Roger McEowen director of Iowa State University's agricultural law center, said nearly 40 farmers have contacted him.

"Farmers wanting assistance and information as to what's going on here," McEowen said.

McEowen said VeraSun has a well-established legal basis for the repayment action. Known in bankruptcy law as a preference claim, it allows the company to reclaim funds it paid out within 90 days of the bankruptcy filing.

That includes money VeraSun used to buy corn. McEowen said there are thousands of claims against the company. He said VeraSun will use the reclaimed funds to pay off as many of those people as it can. Preference claims are meant to make those payouts as fair as possible. That allows people creditors who missed being paid by just a few days because of the bankruptcy filing have a chance to recover some of what they lost.

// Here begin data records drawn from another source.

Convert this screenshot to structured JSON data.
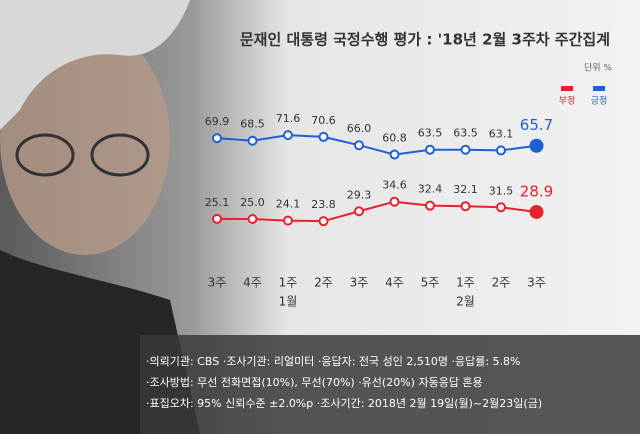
{
  "chart_data": {
    "type": "line",
    "title": "문재인 대통령 국정수행 평가 : '18년 2월 3주차 주간집계",
    "unit": "단위 %",
    "categories": [
      "3주",
      "4주",
      "1주",
      "2주",
      "3주",
      "4주",
      "5주",
      "1주",
      "2주",
      "3주"
    ],
    "months": [
      null,
      null,
      "1월",
      null,
      null,
      null,
      null,
      "2월",
      null,
      null
    ],
    "ylim": [
      5,
      80
    ],
    "legend": "top-right",
    "series": [
      {
        "name": "긍정",
        "color": "#1f5fd6",
        "values": [
          69.9,
          68.5,
          71.6,
          70.6,
          66.0,
          60.8,
          63.5,
          63.5,
          63.1,
          65.7
        ],
        "value_labels": [
          "69.9",
          "68.5",
          "71.6",
          "70.6",
          "66.0",
          "60.8",
          "63.5",
          "63.5",
          "63.1",
          "65.7"
        ]
      },
      {
        "name": "부정",
        "color": "#e8222a",
        "values": [
          25.1,
          25.0,
          24.1,
          23.8,
          29.3,
          34.6,
          32.4,
          32.1,
          31.5,
          28.9
        ],
        "value_labels": [
          "25.1",
          "25.0",
          "24.1",
          "23.8",
          "29.3",
          "34.6",
          "32.4",
          "32.1",
          "31.5",
          "28.9"
        ]
      }
    ],
    "notes": [
      "·의뢰기관: CBS ·조사기관: 리얼미터 ·응답자: 전국 성인 2,510명 ·응답률: 5.8%",
      "·조사방법: 무선 전화면접(10%), 무선(70%) ·유선(20%) 자동응답 혼용",
      "·표집오차: 95% 신뢰수준 ±2.0%p ·조사기간: 2018년 2월 19일(월)~2월23일(금)"
    ]
  }
}
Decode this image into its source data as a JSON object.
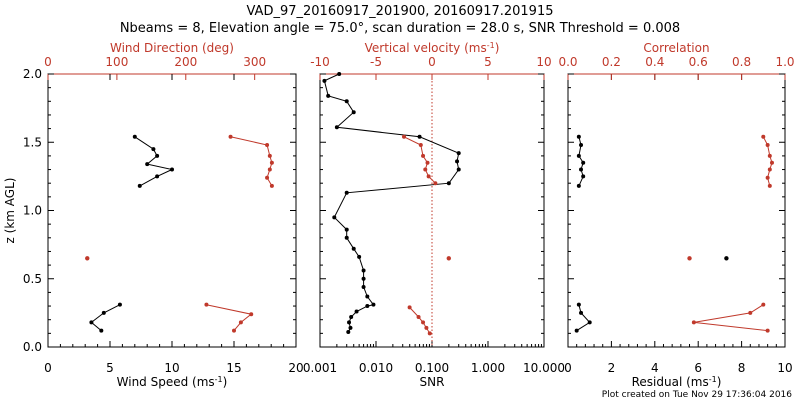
{
  "title_line1": "VAD_97_20160917_201900, 20160917.201915",
  "title_line2": "Nbeams = 8, Elevation angle = 75.0°, scan duration = 28.0 s, SNR Threshold = 0.008",
  "footer_credit": "Plot created on Tue Nov 29 17:36:04 2016",
  "colors": {
    "primary": "#000000",
    "secondary": "#c0392b"
  },
  "chart_data": [
    {
      "type": "line",
      "ylabel": "z (km AGL)",
      "ylim": [
        0,
        2.0
      ],
      "yticks": [
        "0.0",
        "0.5",
        "1.0",
        "1.5",
        "2.0"
      ],
      "bottom_axis": {
        "label": "Wind Speed (ms",
        "label_sup": "-1",
        "label_end": ")",
        "range": [
          0,
          20
        ],
        "ticks": [
          "0",
          "5",
          "10",
          "15",
          "20"
        ]
      },
      "top_axis": {
        "label": "Wind Direction (deg)",
        "range": [
          0,
          360
        ],
        "ticks": [
          "0",
          "100",
          "200",
          "300"
        ]
      },
      "series": [
        {
          "axis": "bottom",
          "segments": [
            [
              [
                7.4,
                1.18
              ],
              [
                8.8,
                1.25
              ],
              [
                10.0,
                1.3
              ],
              [
                8.0,
                1.34
              ],
              [
                8.8,
                1.4
              ],
              [
                8.5,
                1.45
              ],
              [
                7.0,
                1.54
              ]
            ],
            [
              [
                5.8,
                0.31
              ],
              [
                4.5,
                0.25
              ],
              [
                3.5,
                0.18
              ],
              [
                4.3,
                0.12
              ]
            ]
          ]
        },
        {
          "axis": "top",
          "segments": [
            [
              [
                325,
                1.18
              ],
              [
                318,
                1.24
              ],
              [
                322,
                1.3
              ],
              [
                325,
                1.35
              ],
              [
                322,
                1.4
              ],
              [
                318,
                1.48
              ],
              [
                265,
                1.54
              ]
            ],
            [
              [
                230,
                0.31
              ],
              [
                295,
                0.24
              ],
              [
                280,
                0.18
              ],
              [
                270,
                0.12
              ]
            ]
          ],
          "points": [
            [
              57,
              0.65
            ]
          ]
        }
      ]
    },
    {
      "type": "line",
      "bottom_axis": {
        "label": "SNR",
        "scale": "log",
        "range": [
          0.001,
          10
        ],
        "ticks": [
          "0.001",
          "0.010",
          "0.100",
          "1.000",
          "10.000"
        ]
      },
      "top_axis": {
        "label": "Vertical velocity (ms",
        "label_sup": "-1",
        "label_end": ")",
        "range": [
          -10,
          10
        ],
        "ticks": [
          "-10",
          "-5",
          "0",
          "5",
          "10"
        ]
      },
      "series": [
        {
          "axis": "bottom",
          "segments": [
            [
              [
                0.0032,
                0.11
              ],
              [
                0.0035,
                0.14
              ],
              [
                0.0033,
                0.18
              ],
              [
                0.0036,
                0.22
              ],
              [
                0.0045,
                0.26
              ],
              [
                0.007,
                0.3
              ],
              [
                0.009,
                0.31
              ],
              [
                0.007,
                0.37
              ],
              [
                0.006,
                0.44
              ],
              [
                0.006,
                0.5
              ],
              [
                0.006,
                0.56
              ],
              [
                0.005,
                0.66
              ],
              [
                0.004,
                0.72
              ],
              [
                0.003,
                0.8
              ],
              [
                0.003,
                0.86
              ],
              [
                0.0018,
                0.95
              ],
              [
                0.003,
                1.13
              ],
              [
                0.2,
                1.2
              ],
              [
                0.3,
                1.3
              ],
              [
                0.28,
                1.36
              ],
              [
                0.3,
                1.42
              ],
              [
                0.06,
                1.54
              ],
              [
                0.002,
                1.61
              ],
              [
                0.004,
                1.72
              ],
              [
                0.003,
                1.8
              ],
              [
                0.0014,
                1.84
              ],
              [
                0.0012,
                1.95
              ],
              [
                0.0022,
                2.0
              ]
            ]
          ]
        },
        {
          "axis": "top",
          "segments": [
            [
              [
                -0.2,
                0.1
              ],
              [
                -0.5,
                0.14
              ],
              [
                -0.8,
                0.18
              ],
              [
                -1.2,
                0.22
              ],
              [
                -2.0,
                0.29
              ]
            ],
            [
              [
                0.3,
                1.2
              ],
              [
                -0.3,
                1.25
              ],
              [
                -0.6,
                1.3
              ],
              [
                -0.4,
                1.35
              ],
              [
                -0.8,
                1.4
              ],
              [
                -1.0,
                1.48
              ],
              [
                -2.5,
                1.54
              ]
            ]
          ],
          "points": [
            [
              1.5,
              0.65
            ]
          ]
        }
      ],
      "reference_lines": [
        {
          "axis": "top",
          "value": 0,
          "style": "dotted"
        }
      ]
    },
    {
      "type": "line",
      "bottom_axis": {
        "label": "Residual (ms",
        "label_sup": "-1",
        "label_end": ")",
        "range": [
          0,
          10
        ],
        "ticks": [
          "0",
          "2",
          "4",
          "6",
          "8",
          "10"
        ]
      },
      "top_axis": {
        "label": "Correlation",
        "range": [
          0,
          1.0
        ],
        "ticks": [
          "0.0",
          "0.2",
          "0.4",
          "0.6",
          "0.8",
          "1.0"
        ]
      },
      "series": [
        {
          "axis": "bottom",
          "segments": [
            [
              [
                0.5,
                1.18
              ],
              [
                0.7,
                1.25
              ],
              [
                0.6,
                1.3
              ],
              [
                0.7,
                1.35
              ],
              [
                0.5,
                1.4
              ],
              [
                0.6,
                1.48
              ],
              [
                0.5,
                1.54
              ]
            ],
            [
              [
                0.5,
                0.31
              ],
              [
                0.6,
                0.25
              ],
              [
                1.0,
                0.18
              ],
              [
                0.4,
                0.12
              ]
            ]
          ],
          "points": [
            [
              7.3,
              0.65
            ]
          ]
        },
        {
          "axis": "top",
          "segments": [
            [
              [
                0.93,
                1.18
              ],
              [
                0.92,
                1.24
              ],
              [
                0.93,
                1.3
              ],
              [
                0.94,
                1.35
              ],
              [
                0.93,
                1.4
              ],
              [
                0.92,
                1.48
              ],
              [
                0.9,
                1.54
              ]
            ],
            [
              [
                0.9,
                0.31
              ],
              [
                0.84,
                0.25
              ],
              [
                0.58,
                0.18
              ],
              [
                0.92,
                0.12
              ]
            ]
          ],
          "points": [
            [
              0.56,
              0.65
            ]
          ]
        }
      ]
    }
  ]
}
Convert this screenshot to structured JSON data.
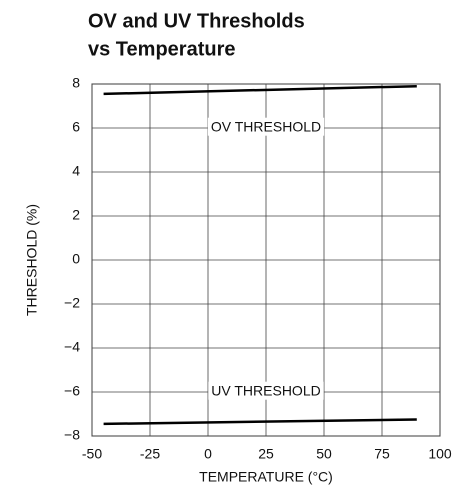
{
  "chart_data": {
    "type": "line",
    "title": [
      "OV and UV Thresholds",
      "vs Temperature"
    ],
    "x_label": "TEMPERATURE (°C)",
    "y_label": "THRESHOLD (%)",
    "x": [
      -45,
      90
    ],
    "series": [
      {
        "name": "OV THRESHOLD",
        "color": "#000000",
        "values": [
          7.55,
          7.9
        ]
      },
      {
        "name": "UV THRESHOLD",
        "color": "#000000",
        "values": [
          -7.45,
          -7.25
        ]
      }
    ],
    "annotations": [
      {
        "text": "OV THRESHOLD",
        "x": 25,
        "y": 6
      },
      {
        "text": "UV THRESHOLD",
        "x": 25,
        "y": -6
      }
    ],
    "xlim": [
      -50,
      100
    ],
    "xticks": [
      -50,
      -25,
      0,
      25,
      50,
      75,
      100
    ],
    "ylim": [
      -8,
      8
    ],
    "yticks": [
      {
        "value": -8,
        "label": "−8"
      },
      {
        "value": -6,
        "label": "−6"
      },
      {
        "value": -4,
        "label": "−4"
      },
      {
        "value": -2,
        "label": "−2"
      },
      0,
      2,
      4,
      6,
      8
    ],
    "grid": true
  }
}
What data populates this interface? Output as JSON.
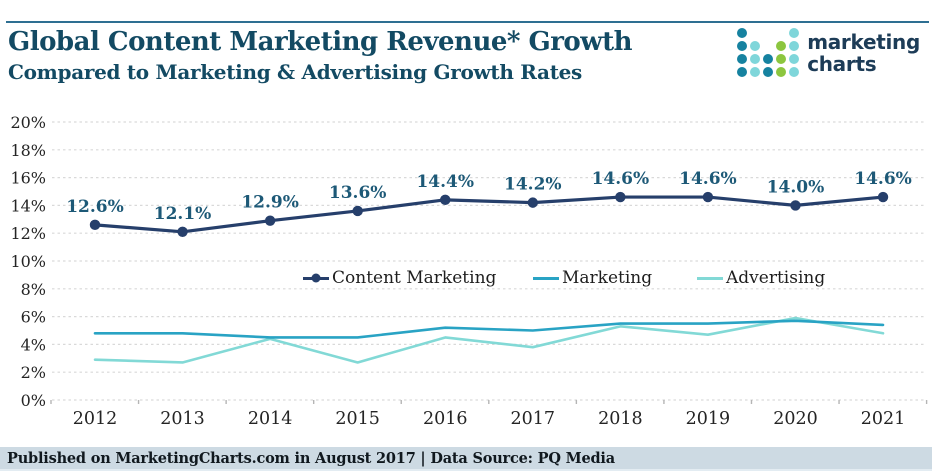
{
  "header": {
    "title": "Global Content Marketing Revenue* Growth",
    "subtitle": "Compared to Marketing & Advertising Growth Rates"
  },
  "logo": {
    "line1": "marketing",
    "line2": "charts",
    "colors": {
      "dark": "#1682a0",
      "aqua": "#7fd6da",
      "green": "#8cc63f",
      "text": "#1d3c57"
    },
    "dot_columns": [
      {
        "dots": 4,
        "color": "dark"
      },
      {
        "dots": 3,
        "color": "aqua"
      },
      {
        "dots": 2,
        "color": "dark"
      },
      {
        "dots": 3,
        "color": "green"
      },
      {
        "dots": 4,
        "color": "aqua"
      }
    ]
  },
  "chart_data": {
    "type": "line",
    "title": "Global Content Marketing Revenue* Growth Compared to Marketing & Advertising Growth Rates",
    "categories": [
      "2012",
      "2013",
      "2014",
      "2015",
      "2016",
      "2017",
      "2018",
      "2019",
      "2020",
      "2021"
    ],
    "series": [
      {
        "name": "Content Marketing",
        "color": "#263f6b",
        "marker": true,
        "values": [
          12.6,
          12.1,
          12.9,
          13.6,
          14.4,
          14.2,
          14.6,
          14.6,
          14.0,
          14.6
        ],
        "labels": [
          "12.6%",
          "12.1%",
          "12.9%",
          "13.6%",
          "14.4%",
          "14.2%",
          "14.6%",
          "14.6%",
          "14.0%",
          "14.6%"
        ]
      },
      {
        "name": "Marketing",
        "color": "#29a3c4",
        "marker": false,
        "values": [
          4.8,
          4.8,
          4.5,
          4.5,
          5.2,
          5.0,
          5.5,
          5.5,
          5.7,
          5.4
        ]
      },
      {
        "name": "Advertising",
        "color": "#82d9d6",
        "marker": false,
        "values": [
          2.9,
          2.7,
          4.4,
          2.7,
          4.5,
          3.8,
          5.3,
          4.7,
          5.9,
          4.8
        ]
      }
    ],
    "yticks": [
      "0%",
      "2%",
      "4%",
      "6%",
      "8%",
      "10%",
      "12%",
      "14%",
      "16%",
      "18%",
      "20%"
    ],
    "ylim": [
      0,
      20
    ],
    "xlabel": "",
    "ylabel": "",
    "grid": "horizontal dashed",
    "legend_position": "inside-middle",
    "label_color": "#1d5977",
    "axis_text_color": "#242424"
  },
  "footer": {
    "text": "Published on MarketingCharts.com in August 2017 | Data Source: PQ Media"
  }
}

Despite the law's good intentions, farmers are feeling the pain, McEowen said. But he said they have options.

"There are some traditional defenses that a farmer can utilize to make the argument at least that they do not have to pay any of it back," he said.

McEowen said one defense is to show that the money was paid as part of an ongoing good faith business relationship. He said that will demonstrate that there was nothing underhanded about the pay-out.

To prove that, he said, farmers will have to dig out receipts and other documents verifying that they had a corn-for-money agreement with VeraSun.

McEowen said the biggest mistake a farmer could make is to ignore the repayment action. He said if they do that there's a good chance they'll be sued for the funds. If they lose in court, the 80 percent compromise figure now in play would probably disappear -- and there's a good chance the court would demand payment in full.